A devastadora investigação realizada por um consórcio de 120 jornalistas nos subterrâneos dos negócios de Isabel, batizada de Luanda Leaks, revelou, em mais de 715 000 documentos, como ela converteu a ditadura do pai, José Eduardo dos Santos, que governou Angola entre 1979 e 2017, em uma inesgotável fonte de renda. Isabel e seu marido, Sindika Dokolo, 47 anos, repartiram o butim de riquezas de um país abundante em petróleo e diamantes: ela saqueou a indústria do óleo, ele se dedicou a ordenhar negócios com pedras preciosas. Dokolo é dono, em sociedade com a estatal diamantista angolana, da joalheria suíça De Grisogono. Com muitos e frequentes empurrõezinhos de papai, Isabel também teve acesso privilegiado a empreendimentos altamente lucrativos no varejo, nas telecomunicações, na construção civil e no setor financeiro. Segundo o relatório, o casal tem participação em mais de 400 empresas espalhadas por 41 países, 94 delas offshores ba­sea­das em paraísos fiscais. Chamada de “princesa” por causa da coruscante rotina de bilionária, Isabel, sempre sangrando os cofres de Angola — onde 70% da população vive com menos de 2 dólares por semana —, lista em seu patrimônio uma cobertura em Mônaco, um palácio em uma ilha particular em Dubai e três mansões em Kensington, bairro exclusivo de Londres e seu endereço mais permanente.

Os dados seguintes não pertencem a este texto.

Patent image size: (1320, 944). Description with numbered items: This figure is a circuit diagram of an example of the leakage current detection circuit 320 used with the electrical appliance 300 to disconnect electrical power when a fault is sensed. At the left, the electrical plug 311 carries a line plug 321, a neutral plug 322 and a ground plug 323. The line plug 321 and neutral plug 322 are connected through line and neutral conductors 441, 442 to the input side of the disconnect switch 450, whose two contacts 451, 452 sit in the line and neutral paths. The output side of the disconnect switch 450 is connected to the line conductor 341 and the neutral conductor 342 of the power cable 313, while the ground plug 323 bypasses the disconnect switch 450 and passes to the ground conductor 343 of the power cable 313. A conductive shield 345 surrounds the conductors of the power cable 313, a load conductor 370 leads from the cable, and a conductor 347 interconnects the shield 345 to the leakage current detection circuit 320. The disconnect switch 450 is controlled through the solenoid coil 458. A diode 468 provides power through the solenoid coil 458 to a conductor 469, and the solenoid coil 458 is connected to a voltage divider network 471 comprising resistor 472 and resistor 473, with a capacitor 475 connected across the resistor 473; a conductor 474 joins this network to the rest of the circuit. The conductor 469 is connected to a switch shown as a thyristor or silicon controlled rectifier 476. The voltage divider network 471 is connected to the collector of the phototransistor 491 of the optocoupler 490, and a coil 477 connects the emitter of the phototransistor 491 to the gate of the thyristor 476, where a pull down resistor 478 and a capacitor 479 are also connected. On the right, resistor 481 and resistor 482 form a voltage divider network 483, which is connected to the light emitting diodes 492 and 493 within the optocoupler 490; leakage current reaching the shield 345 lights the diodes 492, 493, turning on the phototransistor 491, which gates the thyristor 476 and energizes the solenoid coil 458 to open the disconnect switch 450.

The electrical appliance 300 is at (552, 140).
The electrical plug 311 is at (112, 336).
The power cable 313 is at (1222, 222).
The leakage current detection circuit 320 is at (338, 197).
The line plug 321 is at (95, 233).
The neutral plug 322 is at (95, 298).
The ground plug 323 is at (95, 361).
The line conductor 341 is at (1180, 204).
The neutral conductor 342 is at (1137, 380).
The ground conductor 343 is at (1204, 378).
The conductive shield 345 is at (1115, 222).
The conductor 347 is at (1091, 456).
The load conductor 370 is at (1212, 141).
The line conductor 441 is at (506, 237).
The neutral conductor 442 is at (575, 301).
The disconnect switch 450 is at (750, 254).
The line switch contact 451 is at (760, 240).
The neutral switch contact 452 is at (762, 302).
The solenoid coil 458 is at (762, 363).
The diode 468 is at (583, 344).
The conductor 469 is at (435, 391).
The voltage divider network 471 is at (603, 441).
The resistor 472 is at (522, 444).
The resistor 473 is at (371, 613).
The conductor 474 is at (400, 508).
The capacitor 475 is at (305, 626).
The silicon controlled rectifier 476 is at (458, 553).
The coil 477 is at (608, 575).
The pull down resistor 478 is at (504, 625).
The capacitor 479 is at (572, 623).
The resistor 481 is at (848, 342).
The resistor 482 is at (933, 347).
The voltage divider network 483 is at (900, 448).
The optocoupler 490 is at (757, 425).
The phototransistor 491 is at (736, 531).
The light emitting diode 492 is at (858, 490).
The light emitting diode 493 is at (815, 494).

Além de ser grande acionista da Unitel (que já teve participação na Oi brasileira), Isabel, na clássica reedição da raposa no galinheiro, foi colocada pelo pai por dezessete meses na presidência da Sonangol, a estatal de petróleo angolana. De saque em saque, no dia em que foi demitida ainda autorizou a transferência de 38 milhões de dólares para uma consultoria de amigos. O dinheiro evaporou. A pujança financeira de Isabel se entrelaça com o Brasil a partir das relações entre Santos e o PT. Logo que Lula assumiu a Presidência, angolanos eram convivas frequentes na mansão em Brasília alugada por empresários amigos para promover festas e negócios — aquele casarão que foi palco da derrocada do ministro Antonio Palocci, usuário de uma das suítes. O próprio Palocci, no capítulo de sua delação premiada chamado “Negócios em Angola”, revelou que o PT recebera 64 milhões de reais em propinas da Odebrecht de modo a ampliar o crédito do BNDES para o financiamento de obras no país africano.


A Odebrecht viria a se tornar sócia da Sonangol e a maior empresa privada de Angola. O próprio Lula esteve lá, em 2014, para destravar pagamentos que o governo local devia à empreiteira. Mais: o marqueteiro João Santana contou à Justiça que trabalhara para reeleger José Eduardo dos Santos em 2012 — campanha financiada por 50 milhões de dólares da onipresente Odebrecht. Trançando os pauzinhos na Sonangol, Isabel se tornou dona de 6% das ações da portuguesa Galp, do setor de energia, e se beneficiou enormemente de um malfadado projeto dela com a Petrobras para tirar combustível de óleo de dendê, no qual a brasileira enterrou nada menos que 270 milhões de dólares.

O reino encantado de Isabel começou a ruir em dezembro, quando o presidente João Lourenço que sucedeu a Santos e declarou guerra à corrupção — abriu inquérito para apurar seus negócios, congelou os bens da família e exigiu a devolução de 1,1 bilhão de dólares aos cofres públicos. Indignada, ela deu entrevistas denunciando “perseguição política” e “caça às bruxas”. “Minha fortuna nasceu com meu caráter, minha inteligência, educação, capacidade de trabalho, perseverança”, escreveu Isabel nas redes sociais. Depois da avalanche de provas da Luanda Leaks, o convite para dar palestra no Fórum Econômico de Davos foi retirado e os amigos famosos sumiram. Longe da badalação, a princesa de Angola isolou-­se em sua mansão londrina e espera a poeira baixar. Se baixar.